"Aos olhos da opinião pública, a coerência era um valor perfeitamente dispensável. O que as pessoas querem é assistir no pequeno écran a uma luta entre intelectuais que se digladiam; quanto mais vermelho o sangue que correr diante dos seus olhos, tanto melhor. Querem lá saber se a mesma pessoa diz uma coisa na segunda-feira e o contrário dois ou três dias depois…" - em Crónica do Pássaro de Corda, por Haruki Murakami

Quando comecei a escrever este texto tinha uma linha condutora sobre o que iria expor. Escrevi e reescrevi os parágrafos seguintes, queria conseguir sentido a cada palavra. Tornou-se um texto incerto pela própria consciência e vivência do meu mundo e do que me rodeia. No entanto gostava de partilhar.

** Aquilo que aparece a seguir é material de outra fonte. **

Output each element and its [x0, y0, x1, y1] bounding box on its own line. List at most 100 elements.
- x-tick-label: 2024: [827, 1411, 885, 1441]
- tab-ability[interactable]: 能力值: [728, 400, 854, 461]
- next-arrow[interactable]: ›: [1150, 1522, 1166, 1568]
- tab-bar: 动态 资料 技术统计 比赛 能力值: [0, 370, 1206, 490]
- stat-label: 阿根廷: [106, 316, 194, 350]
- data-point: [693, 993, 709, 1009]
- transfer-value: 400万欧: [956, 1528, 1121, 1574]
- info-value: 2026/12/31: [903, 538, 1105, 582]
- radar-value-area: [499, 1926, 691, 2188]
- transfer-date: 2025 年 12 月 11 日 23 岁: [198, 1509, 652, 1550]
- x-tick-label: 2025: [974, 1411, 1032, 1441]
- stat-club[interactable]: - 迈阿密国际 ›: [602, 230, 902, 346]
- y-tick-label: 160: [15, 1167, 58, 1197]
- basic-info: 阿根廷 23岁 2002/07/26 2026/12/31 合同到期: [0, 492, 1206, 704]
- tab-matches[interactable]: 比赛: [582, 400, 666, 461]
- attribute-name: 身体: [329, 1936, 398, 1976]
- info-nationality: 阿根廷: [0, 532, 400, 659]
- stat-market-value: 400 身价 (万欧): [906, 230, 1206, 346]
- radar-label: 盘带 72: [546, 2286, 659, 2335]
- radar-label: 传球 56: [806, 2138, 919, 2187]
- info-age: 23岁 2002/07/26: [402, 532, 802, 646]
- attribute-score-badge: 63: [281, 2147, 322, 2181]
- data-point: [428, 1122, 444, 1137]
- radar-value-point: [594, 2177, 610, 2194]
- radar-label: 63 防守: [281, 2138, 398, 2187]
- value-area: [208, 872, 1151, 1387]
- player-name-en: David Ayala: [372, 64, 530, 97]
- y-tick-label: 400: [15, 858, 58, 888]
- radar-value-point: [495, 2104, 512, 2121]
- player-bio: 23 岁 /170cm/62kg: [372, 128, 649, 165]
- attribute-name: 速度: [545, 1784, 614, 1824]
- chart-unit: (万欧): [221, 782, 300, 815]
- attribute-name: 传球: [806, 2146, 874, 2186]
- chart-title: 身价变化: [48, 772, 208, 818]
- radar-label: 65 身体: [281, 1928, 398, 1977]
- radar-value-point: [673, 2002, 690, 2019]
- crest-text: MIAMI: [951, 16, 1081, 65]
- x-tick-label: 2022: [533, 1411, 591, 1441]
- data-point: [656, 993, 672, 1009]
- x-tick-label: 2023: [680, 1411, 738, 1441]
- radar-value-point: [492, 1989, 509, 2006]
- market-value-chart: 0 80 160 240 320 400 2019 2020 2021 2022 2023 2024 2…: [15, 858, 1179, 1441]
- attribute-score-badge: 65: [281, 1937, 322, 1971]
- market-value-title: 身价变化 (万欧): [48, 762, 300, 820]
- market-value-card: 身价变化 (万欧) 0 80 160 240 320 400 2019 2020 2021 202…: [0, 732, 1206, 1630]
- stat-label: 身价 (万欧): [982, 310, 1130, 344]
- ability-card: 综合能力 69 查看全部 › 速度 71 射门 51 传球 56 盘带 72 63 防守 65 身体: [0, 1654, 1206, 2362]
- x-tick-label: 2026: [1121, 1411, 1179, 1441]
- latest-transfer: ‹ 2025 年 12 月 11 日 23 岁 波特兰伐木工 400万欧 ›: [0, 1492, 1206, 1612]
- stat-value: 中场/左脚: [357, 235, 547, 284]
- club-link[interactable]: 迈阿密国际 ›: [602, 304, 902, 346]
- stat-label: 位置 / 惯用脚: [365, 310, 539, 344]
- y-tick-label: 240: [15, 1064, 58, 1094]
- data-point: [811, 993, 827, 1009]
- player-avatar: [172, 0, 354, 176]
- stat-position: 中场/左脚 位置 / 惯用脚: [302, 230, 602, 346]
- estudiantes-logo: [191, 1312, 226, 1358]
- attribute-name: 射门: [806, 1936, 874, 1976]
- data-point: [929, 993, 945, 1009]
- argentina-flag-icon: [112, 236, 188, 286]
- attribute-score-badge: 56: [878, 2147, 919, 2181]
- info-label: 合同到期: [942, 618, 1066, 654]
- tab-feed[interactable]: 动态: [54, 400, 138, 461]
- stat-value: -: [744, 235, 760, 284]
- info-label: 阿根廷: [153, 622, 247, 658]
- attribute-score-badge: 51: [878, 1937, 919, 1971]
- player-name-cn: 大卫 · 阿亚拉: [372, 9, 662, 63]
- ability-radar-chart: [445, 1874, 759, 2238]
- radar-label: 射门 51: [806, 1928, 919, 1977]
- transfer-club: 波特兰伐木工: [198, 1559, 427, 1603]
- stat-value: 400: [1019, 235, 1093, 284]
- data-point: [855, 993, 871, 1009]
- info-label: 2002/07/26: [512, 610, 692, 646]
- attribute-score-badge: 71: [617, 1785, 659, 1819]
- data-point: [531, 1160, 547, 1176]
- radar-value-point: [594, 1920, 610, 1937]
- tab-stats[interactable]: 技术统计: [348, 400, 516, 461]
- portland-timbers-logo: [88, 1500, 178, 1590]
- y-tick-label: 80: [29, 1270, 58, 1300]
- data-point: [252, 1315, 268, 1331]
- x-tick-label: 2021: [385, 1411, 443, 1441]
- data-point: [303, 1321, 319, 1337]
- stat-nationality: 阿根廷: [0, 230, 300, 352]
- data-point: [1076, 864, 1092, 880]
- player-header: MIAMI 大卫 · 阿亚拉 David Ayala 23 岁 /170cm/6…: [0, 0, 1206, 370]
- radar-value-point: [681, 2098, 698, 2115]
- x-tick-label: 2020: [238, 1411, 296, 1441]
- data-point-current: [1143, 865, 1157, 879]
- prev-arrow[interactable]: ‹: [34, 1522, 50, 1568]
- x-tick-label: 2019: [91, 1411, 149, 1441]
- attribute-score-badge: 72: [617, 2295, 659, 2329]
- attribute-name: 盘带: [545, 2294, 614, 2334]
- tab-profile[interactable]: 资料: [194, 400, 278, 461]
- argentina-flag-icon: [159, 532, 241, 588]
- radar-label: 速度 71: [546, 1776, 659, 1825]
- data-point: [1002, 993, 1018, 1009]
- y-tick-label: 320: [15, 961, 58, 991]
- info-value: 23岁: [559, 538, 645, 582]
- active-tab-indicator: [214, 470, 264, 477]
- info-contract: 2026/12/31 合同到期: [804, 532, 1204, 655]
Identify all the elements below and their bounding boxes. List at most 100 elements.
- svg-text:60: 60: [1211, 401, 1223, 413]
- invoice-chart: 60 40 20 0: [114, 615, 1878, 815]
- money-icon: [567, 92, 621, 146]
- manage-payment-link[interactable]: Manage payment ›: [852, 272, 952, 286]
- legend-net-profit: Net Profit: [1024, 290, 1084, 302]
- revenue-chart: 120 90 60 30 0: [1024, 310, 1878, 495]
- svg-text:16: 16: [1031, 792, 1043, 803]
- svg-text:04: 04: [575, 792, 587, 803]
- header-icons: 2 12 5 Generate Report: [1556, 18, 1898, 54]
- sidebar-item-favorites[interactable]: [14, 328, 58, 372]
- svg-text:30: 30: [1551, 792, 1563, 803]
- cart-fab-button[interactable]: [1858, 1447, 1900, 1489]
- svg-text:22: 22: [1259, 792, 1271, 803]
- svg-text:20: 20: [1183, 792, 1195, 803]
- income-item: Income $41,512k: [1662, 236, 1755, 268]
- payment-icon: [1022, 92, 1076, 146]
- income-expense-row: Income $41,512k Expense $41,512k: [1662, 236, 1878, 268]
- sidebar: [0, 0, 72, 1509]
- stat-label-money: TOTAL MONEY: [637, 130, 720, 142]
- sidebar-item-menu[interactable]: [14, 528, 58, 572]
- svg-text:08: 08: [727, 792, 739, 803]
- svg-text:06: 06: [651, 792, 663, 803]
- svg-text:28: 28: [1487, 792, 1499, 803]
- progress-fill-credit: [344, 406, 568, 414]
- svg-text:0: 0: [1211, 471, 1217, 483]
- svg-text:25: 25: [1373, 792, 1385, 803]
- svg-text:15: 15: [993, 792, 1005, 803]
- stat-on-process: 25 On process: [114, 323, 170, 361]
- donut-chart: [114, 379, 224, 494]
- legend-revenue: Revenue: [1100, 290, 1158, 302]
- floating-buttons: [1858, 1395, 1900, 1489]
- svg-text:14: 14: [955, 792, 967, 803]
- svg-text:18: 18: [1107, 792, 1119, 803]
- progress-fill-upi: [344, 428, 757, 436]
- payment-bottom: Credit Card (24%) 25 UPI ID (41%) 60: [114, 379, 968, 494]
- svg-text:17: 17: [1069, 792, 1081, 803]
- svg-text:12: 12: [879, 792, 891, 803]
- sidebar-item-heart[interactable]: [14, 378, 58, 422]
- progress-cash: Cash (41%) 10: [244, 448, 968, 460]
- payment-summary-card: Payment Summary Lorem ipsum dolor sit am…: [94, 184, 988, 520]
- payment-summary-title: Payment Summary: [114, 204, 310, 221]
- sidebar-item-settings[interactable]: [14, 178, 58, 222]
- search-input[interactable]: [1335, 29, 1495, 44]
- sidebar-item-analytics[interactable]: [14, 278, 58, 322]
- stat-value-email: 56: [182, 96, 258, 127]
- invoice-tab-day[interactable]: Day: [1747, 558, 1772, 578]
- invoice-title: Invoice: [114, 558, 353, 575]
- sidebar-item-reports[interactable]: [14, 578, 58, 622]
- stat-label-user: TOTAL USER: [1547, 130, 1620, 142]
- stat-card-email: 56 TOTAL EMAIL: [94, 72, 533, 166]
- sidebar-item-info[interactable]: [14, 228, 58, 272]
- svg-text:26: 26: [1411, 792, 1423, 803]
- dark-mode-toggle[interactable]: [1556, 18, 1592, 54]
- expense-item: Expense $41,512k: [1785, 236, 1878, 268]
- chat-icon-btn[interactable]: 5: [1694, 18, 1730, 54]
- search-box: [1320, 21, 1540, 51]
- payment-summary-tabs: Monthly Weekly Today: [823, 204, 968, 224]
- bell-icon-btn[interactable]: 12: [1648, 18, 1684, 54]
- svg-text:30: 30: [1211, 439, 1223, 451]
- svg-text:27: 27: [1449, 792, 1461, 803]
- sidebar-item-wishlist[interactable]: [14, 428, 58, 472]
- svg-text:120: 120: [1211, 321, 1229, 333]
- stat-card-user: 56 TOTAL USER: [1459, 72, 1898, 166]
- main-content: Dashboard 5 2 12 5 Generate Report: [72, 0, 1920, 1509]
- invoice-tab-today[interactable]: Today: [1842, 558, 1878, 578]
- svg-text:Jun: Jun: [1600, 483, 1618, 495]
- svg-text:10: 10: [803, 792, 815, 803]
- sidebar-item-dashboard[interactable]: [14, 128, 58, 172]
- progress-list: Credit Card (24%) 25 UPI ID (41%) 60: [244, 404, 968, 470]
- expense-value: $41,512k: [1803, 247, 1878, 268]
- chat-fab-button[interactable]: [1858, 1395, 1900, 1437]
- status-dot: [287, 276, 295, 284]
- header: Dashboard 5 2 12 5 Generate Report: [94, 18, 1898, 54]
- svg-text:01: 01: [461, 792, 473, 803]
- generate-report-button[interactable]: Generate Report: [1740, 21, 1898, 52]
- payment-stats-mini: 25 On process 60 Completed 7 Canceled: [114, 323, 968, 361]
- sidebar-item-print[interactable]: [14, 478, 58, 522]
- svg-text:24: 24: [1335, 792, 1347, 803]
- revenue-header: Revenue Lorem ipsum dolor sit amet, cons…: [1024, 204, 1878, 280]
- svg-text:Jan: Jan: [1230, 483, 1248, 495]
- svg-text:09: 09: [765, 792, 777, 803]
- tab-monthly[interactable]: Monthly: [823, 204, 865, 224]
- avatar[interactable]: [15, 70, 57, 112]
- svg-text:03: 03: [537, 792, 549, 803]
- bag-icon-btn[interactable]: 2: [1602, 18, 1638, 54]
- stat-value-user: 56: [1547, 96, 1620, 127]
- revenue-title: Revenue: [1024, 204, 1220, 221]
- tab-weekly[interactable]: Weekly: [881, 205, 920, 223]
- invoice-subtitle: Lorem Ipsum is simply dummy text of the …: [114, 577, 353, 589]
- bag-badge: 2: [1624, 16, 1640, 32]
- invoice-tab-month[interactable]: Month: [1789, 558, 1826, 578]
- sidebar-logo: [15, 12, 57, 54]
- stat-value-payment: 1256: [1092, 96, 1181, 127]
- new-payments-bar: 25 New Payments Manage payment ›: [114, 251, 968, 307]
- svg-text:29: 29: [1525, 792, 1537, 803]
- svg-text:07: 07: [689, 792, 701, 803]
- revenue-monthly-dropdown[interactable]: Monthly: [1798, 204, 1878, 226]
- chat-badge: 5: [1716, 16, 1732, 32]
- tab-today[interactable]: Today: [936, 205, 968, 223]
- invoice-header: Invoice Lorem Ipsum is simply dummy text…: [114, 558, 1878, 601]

Há alguns dias comemorei os meus 29 anos. Esta comemoração é essencialmente interior. É uma data que me é importante para reflectir os objectivos alcançados, as metas conquistadas e mudanças no curso da minha vida. Por isso, para mim é a data mais importante do ano.

Construir uma identidade e coexistir com a mesma é um exercício contínuo e exigente. O auto conhecimento é uma peça fundamental para explorarmos todas as nossas potencialidades nas demais aéreas. No entanto, e de uma forma pessoal, entendo que esta evolução só se torna proeminente quando estabelecemos laços, ou não, com a sociedade que nos rodeia. A nossa identidade ganha forma quando é espelhada para o mundo, a menos que fiquemos inteiramente no nosso interior, o que é possível... mas doloroso - sejamos nós quem e de que forma formos.

No dia 20 de Junho marcou-se, pelas ruas de Lisboa, mais uma Marcha do Orgulho LGBT - a 16ª a ser realizada. Marcada pela presença do primeiro Block Trans na linha da frente.